Un échéancier37(*) a été défini pour le remboursement de la dette de l'État à l'égard d'EDF : en 2020, 896,8 M€ sont prévus au principal (- 51,2 % par rapport à 2019) et 40,6 pour les intérêts (- 35,02 %), permettant ainsi d'envisager un apurement de cette dette fin 2020.


* 18 Loi n° 2015-1786 du 29 décembre 2015 de finances rectificative pour 2015 (Article 5).

* 19 Depuis la loi n° 2000-108 du 10 février 2010 relative à la modernisation et au développement du service public de l'électricité, dans le cas de l'obligation d'achat, le producteur d'électricité vend l'électricité injecté sur le réseau public à un acheteur obligé (EDF ou les entreprises locales de distribution) et selon un tarif d'achat fixé à l'avance (Article L. 314-1 du code de l'énergie).

* 20 Depuis la loi n° 2015-992 du 17 août 2015 relative à la transition énergétique pour la croissance verte, le complément de rémunération permet au producteur d'électricité de commercialiser directement son énergie sur le marché, tout en bénéficiant d'une prime (versée par EDF) compensant l'écart entre le prix de vente et un tarif de référence (Article L. 314-18 du code de l'énergie).

* 21 Aussi ce surcoût est-il susceptible de varier à la hausse en cas d'augmentation de la rémunération de référence ou du niveau de production et de baisse du prix de l'électricité.

* 22 Outre la compensation des surcoûts précités, le soutien aux EnR électriques finance :

- des charges des opérateurs liées à la conclusion et à la gestion des contrats d'obligation d'achat (54,7 M€ en 2020) ;

- des dépenses relatives aux études techniques, juridiques et financières préalables au lancement des appels d'offres ainsi qu'aux éventuels contentieux (19,2 M€ en 2020).

* 23 Délibération n° 2019-172 du 11 juillet 2019 (version modifiée le 30 octobre 2019).

* 24 Délibération n° 2019-172 du 11 juillet 2019 (version initiale publiée le 11 juillet 2019).

* 25 Selon les déclarations d'EDF pour la France métropolitaine.

* 26 Les modifications introduites par la CRE entre la première et la seconde version de la délibération expliquent que le montant des charges diffère légèrement (5 030,4 Mds ici contre 5044,5 plus haut).

* 27 RTE, Panorama de l'électricité renouvelable au 30 juin 2019, p. 7 et 10.

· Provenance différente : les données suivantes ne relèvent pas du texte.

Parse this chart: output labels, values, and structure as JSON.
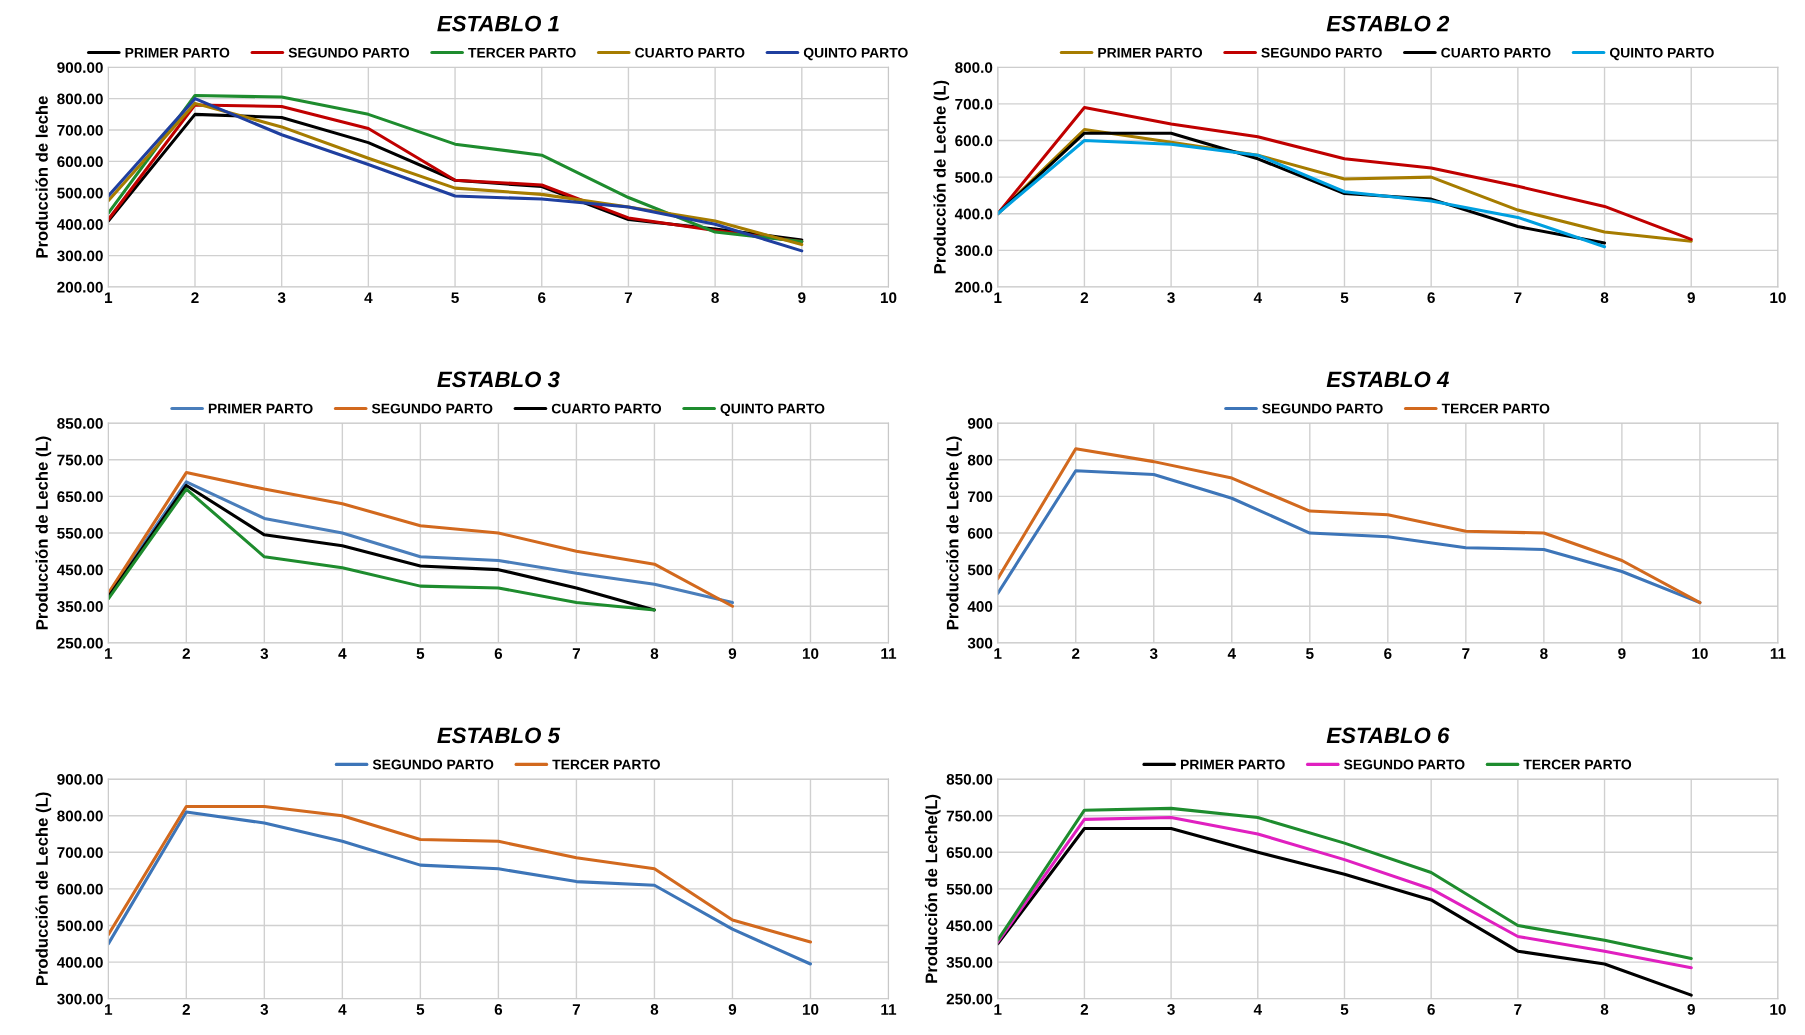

* 28 Le premier dispositif a été institué par la loi n° 2003-8 du 3 janvier 2003 relative au marché du gaz et de l'électricité et au service public de l'énergie et le second par l'ordonnance n°2016-411 du 7 avril 2016 portant diverses mesures d'adaptation dans le secteur gazier : dans les deux cas, le producteur bénéficie d'un tarif d'achat pour le biométhane injecté dans les réseaux de la part du fournisseur de gaz naturel (Articles L. 446-2 et L. 446-5 du code de l'énergie).

* 29 Parmi les autres dispositifs de soutien figurent le « fonds déchets » (pour le traitement du digestat) et le « fonds chaleur » (pour l'injection du biométhane), gérés par l'Ademe.

* 30 Annexe 1 aux délibérations n° 2018-156 du 12 juillet 2018 et n° 2019-172 du 11 juillet 2019.

* 31 En outre, le projet de décret prévoit des cibles haute et basse entre 14 et 22 TWh en 2028.

* 32 Dont la subvention pour charges de service public, qui relève du programme 181 de la mission Écologie, est stable avec 594,8 M€ en 2020 contre 595,3 en 2019.

* 33 Loi n° 2015-992 du 17 août 2015 relative à la transition énergétique pour la croissance verte a modifié le cadre fixé par la loi n° 2010-1488 du 7 décembre 2010 portant nouvelle organisation du marché de l'électricité : depuis lors, le gestionnaire du réseau public de transport d'électricité (RTE) est tenu de conclure un contrat rémunérant les lauréats de l'appel d'offres dans les conditions fixées par ce dernier (Article L. 271-4 du code de l'énergie).

* 34 30 € / MW pour les effacements inférieurs à 1 MW et 35€ / MW pour ceux supérieurs.

* 35 Par ailleurs, le projet de décret prévoit un objectif de 6,5 GW en 2028.

* 36 Annexe 7 de la délibération n° 2019-172 du 11 juillet 2019.

* 37 Arrêtés des 13 mai et 2 décembre 2016.